爺さんの動きはそういった無駄のない動きによって全て俺より一歩先を行っていた。
「あ~負けた」
「負けたと言うがお主は筋は良い。途中から儂の動きを真似し様としておったじゃろ」
「でも意識してもかなり難しい。しばらく練習しないと自然とは出来そうにない」
「当り前じゃ、そう簡単に出来てたまるか」
「でも爺さんそんなに強いのに何でここにいんだ?」
ぼろぼろの道場に多分住居だったであろうぼろぼろの家、爺さんの力なら弟子入りしたい者は多いと思うが……

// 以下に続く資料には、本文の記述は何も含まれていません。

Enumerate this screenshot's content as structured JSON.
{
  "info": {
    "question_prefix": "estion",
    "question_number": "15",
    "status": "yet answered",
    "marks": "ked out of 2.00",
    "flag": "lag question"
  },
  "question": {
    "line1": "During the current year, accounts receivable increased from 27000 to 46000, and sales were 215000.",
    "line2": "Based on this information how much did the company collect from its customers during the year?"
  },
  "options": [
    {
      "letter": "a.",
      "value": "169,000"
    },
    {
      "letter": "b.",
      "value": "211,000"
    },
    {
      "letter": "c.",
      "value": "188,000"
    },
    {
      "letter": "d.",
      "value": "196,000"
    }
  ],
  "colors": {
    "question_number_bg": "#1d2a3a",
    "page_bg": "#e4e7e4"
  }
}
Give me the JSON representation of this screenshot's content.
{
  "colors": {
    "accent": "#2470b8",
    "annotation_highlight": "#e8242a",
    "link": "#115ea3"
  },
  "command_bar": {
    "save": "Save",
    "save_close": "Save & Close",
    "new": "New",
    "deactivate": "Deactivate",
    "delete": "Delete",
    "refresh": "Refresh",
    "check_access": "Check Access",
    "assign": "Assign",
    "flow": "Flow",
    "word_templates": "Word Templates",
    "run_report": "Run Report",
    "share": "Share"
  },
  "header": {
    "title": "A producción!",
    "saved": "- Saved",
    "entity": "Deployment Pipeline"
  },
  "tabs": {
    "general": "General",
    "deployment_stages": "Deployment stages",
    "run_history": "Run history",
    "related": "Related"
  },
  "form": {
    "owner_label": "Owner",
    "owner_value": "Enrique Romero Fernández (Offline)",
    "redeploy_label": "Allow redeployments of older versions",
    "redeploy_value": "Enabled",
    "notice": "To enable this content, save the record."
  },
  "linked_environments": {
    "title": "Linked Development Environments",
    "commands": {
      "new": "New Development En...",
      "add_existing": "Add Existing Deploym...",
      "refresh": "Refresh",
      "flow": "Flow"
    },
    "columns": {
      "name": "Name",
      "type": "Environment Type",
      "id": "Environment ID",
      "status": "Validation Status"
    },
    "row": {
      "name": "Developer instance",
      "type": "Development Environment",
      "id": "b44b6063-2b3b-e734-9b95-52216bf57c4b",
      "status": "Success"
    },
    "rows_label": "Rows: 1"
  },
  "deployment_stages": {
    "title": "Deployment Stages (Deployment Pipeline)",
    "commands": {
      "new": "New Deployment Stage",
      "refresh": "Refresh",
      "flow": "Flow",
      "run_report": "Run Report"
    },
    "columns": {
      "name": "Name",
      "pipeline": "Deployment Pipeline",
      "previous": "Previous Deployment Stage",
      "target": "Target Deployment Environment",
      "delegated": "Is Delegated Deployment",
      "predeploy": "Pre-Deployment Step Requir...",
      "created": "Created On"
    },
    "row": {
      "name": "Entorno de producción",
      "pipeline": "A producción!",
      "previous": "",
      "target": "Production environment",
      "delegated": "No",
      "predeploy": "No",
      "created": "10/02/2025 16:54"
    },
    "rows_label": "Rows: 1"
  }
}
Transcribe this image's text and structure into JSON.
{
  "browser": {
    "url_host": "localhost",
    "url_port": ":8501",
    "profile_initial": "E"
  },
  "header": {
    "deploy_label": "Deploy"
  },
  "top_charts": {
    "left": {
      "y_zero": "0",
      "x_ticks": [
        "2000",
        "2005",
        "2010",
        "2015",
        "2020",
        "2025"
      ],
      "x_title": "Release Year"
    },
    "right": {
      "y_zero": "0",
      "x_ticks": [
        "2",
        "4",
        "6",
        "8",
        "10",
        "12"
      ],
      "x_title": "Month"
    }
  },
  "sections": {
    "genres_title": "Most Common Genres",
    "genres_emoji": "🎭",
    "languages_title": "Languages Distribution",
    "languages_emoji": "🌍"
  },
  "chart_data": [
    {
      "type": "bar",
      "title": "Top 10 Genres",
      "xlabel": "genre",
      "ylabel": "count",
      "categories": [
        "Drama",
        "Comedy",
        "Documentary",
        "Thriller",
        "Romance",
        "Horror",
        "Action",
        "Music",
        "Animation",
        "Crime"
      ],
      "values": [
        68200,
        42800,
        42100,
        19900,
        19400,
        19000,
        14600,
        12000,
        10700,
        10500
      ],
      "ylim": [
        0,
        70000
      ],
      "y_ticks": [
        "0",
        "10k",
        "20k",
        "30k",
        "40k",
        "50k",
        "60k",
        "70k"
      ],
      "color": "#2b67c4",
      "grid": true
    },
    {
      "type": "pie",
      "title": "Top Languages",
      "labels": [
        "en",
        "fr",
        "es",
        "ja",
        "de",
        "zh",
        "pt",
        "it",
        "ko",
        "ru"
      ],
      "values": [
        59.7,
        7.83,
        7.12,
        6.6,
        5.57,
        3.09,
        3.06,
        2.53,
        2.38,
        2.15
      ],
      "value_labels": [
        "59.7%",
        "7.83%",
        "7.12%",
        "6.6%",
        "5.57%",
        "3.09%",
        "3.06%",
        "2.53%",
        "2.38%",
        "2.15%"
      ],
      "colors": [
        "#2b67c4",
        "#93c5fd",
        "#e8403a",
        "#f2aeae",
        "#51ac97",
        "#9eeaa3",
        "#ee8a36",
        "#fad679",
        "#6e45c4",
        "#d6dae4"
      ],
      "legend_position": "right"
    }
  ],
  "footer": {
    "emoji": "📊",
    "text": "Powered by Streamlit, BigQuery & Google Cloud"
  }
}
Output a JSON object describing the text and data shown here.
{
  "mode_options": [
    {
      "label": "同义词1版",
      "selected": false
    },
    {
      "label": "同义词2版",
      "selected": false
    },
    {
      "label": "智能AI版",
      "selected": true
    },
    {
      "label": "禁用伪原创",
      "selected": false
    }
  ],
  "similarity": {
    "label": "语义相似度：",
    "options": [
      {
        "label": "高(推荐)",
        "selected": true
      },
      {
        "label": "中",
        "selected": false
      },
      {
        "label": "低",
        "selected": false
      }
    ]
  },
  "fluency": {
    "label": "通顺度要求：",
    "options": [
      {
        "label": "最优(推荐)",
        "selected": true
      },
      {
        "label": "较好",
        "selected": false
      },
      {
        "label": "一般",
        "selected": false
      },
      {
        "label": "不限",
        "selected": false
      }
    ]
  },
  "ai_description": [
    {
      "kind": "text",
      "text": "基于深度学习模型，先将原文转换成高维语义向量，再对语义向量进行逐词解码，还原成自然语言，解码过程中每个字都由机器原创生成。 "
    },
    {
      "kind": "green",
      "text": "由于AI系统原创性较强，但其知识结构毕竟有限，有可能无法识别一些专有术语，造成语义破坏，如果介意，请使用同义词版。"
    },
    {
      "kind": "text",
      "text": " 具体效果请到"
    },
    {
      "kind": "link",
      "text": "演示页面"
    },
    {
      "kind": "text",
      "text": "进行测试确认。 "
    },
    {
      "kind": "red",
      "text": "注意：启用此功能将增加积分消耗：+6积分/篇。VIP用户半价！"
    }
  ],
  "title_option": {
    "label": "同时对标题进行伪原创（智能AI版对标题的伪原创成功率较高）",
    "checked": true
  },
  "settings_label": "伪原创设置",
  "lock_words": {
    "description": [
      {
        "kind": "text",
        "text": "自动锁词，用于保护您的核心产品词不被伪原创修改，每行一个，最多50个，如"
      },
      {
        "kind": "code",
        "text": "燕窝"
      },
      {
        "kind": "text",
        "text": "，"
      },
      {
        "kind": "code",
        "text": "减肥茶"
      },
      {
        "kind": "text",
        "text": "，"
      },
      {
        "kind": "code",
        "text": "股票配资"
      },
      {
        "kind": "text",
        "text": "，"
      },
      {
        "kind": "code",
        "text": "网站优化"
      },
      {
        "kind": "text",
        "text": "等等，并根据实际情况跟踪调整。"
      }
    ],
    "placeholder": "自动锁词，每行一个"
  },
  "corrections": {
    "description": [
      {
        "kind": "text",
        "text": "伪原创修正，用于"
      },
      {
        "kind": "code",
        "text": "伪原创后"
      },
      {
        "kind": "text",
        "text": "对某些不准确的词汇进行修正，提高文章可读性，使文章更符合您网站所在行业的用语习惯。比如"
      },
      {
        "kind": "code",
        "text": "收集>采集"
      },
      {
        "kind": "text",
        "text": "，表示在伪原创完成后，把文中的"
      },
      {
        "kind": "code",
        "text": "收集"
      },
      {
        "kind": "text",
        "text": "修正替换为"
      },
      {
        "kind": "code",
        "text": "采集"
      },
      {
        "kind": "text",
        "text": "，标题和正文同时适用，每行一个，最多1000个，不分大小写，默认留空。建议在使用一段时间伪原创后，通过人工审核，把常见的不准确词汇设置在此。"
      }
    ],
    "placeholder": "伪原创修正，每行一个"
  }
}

「……大した理由ではない。ここが儂の家だからじゃ、文句あるか?」
「爺さんが良いなら良いけど」
「ふん」
爺さんはまた道場に戻り空き瓶を片付け始めた。
俺も何となく手伝うと他の皆も協力してくれた。
リルなんかは鼻が良いので酒臭さに顔をしかめていたが汚いのが嫌いなのでする。
カリンは弱い炎で汚れた部分を焼いている。
そんな感じで掃除を続けていたらあっという間にきれいになった。
「お主ら宿はもう取ったのか?」
「ん?ああまだだったな」
掃除をしている内にだいぶ日が傾いていた。
今から大勢の人数を止めてくれる宿はあるだろうか。
「ならここに泊まっていくとええ、布団ならある」
「え、良いのか爺さん」
「食費は自分で賄えよ、それ以外は修業と儂の世話じゃ」
「……そこまで老けてないんじゃなかったのか?」
「弟子が師匠の世話をするのは当然じゃ」
そう言う事で俺達は爺さん改め、師匠の下で修業する事が決まった。